Ch. 11 Is Latest In San Vicente Battle

The civil trial involving the former and current management of venture capital investment company San Vicente Group (SVG) went into its third week after the current management escalated the fight over legal fees by filing for bankruptcy.

Current management of the troubled investment company contends that former managers were shady investors who acted as little more than small-time stock promoters and whose pay packages are a picture of corporate malfeasance. Counsel for the former management say that the defendants’ pay and agreements fall in line with standard accepted practice and are being unfairly singled out among the many management teams that lost money in the tech bubble.

With SVG fighting for bankruptcy, the fight over legal fees has now become central to the trial, and has made the already slim prospects for a settlement even more unlikely.

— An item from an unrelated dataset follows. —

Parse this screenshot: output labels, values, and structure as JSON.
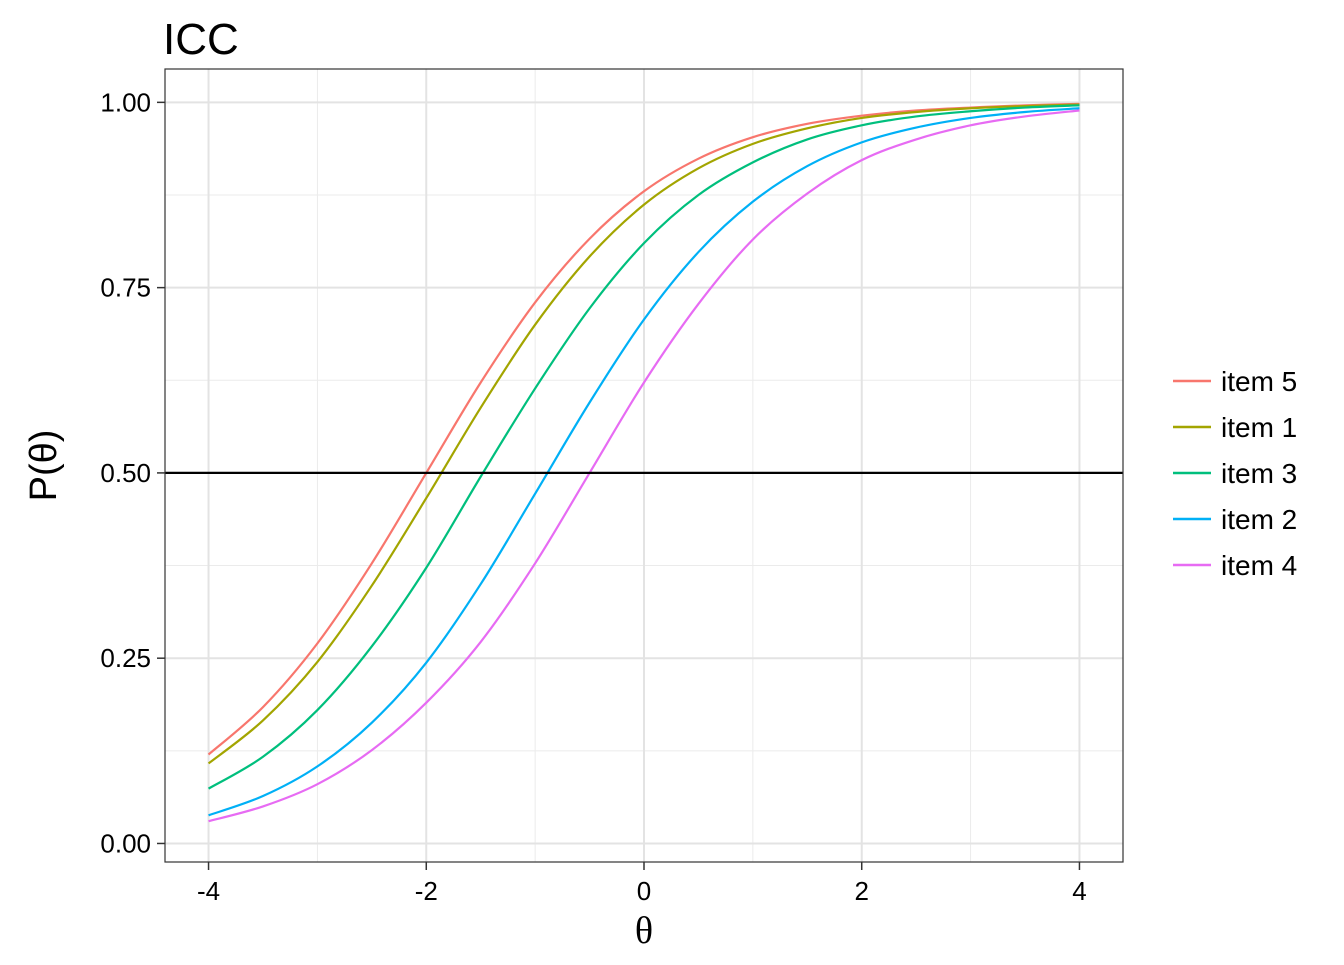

Peter Fuhrman, CEO of San Vicente Group, said the corporation filed for bankruptcy on Jan. 27 in order to halt payments of legal fees to the defendants it was required to make under its bylaws. Fuhrman maintains that the eight defendants were purposely inflating their legal bills in a tactical effort to stymie the trial. “This seems to be a transparent and cynical attempt to bankrupt us before we could even get this to trial,” Fuhrman says. “From day one, the legal spending was at such a high level that it was inevitable that we would end up with our entire cash resources depleted. It looks like a classic example of scorched-earth litigation policy.”

“They chose to bring a sweeping case against a lot of people and now they cry because they underestimated the costs and Delaware law,” says Michael Diamond, an attorney with Milbank Tweed Hadley & McCoy and who is representing four defendants. He says that SVG’s declaring bankruptcy to stop legal fee payments is a tactic of its own, and that the company has fought a losing battle over the payments, coming close to being found in contempt by a Delaware court.

In 2000, GlobalNet Financial.com (NASDAQ: GLBN, since acquired by NewMedia Spark PLC) raised $46.7 million for what would become the SVG, a venture firm it had founded and, at the time, controlled. Completing a hostile takeover in November 2001, 104 shareholders ousted SVG’s former management and installed a new board, charged with stabilizing the portfolio and liquidating its assets. The shareholders, which were mainly hedge funds, were able to complete the takeover because the company had not been established as a limited partnership, but as a Delaware corporation, a structure, which allows 51% of the shareholders to initiate a corporate change.

Following the takeover, the new board accused the old board of looting the company and sued the old board for breach of fiduciary duty. The old board has also allegedly retained control of SVG’s portfolio through a separate entity and the current board has sued for control of that entity as well.

By April 2002, the new board had returned $18 million of the $22.5 million remaining in liquid investments. “We believe that without this change in control, they would have been totally wiped out,” says Fuhrman, who adds that San Vicente now has only $2.4 million in cash and “a deeply distressed portfolio.”

“This was a high tech investment co founded at the end of 1999. The offering memorandum says that this is very risky,” says Diamond. “We all know what happened to the market. The thing that is different with this company is that they raised $42 million bucks in the beginning of 2000 and only invested $13 million. They were being cautious given the state of the market.”

Separately, the shareholders retained the same plaintiff law firm to pursue a class action suit against the former board, alleging misrepresentations and omissions on the offering memorandum including the type of companies in which SVG would invest and its officers’ compensation plan. The related fraud charges carry penalties that can legally reach triple the amount of the alleged damages.

Both sides agree on one thing: that the case will probably not go to the jury until early ore mid-March. “It was anticipated that would be done about now,” says Diamond, “but lawyers are notorious for underestimating the time it takes to get things done.”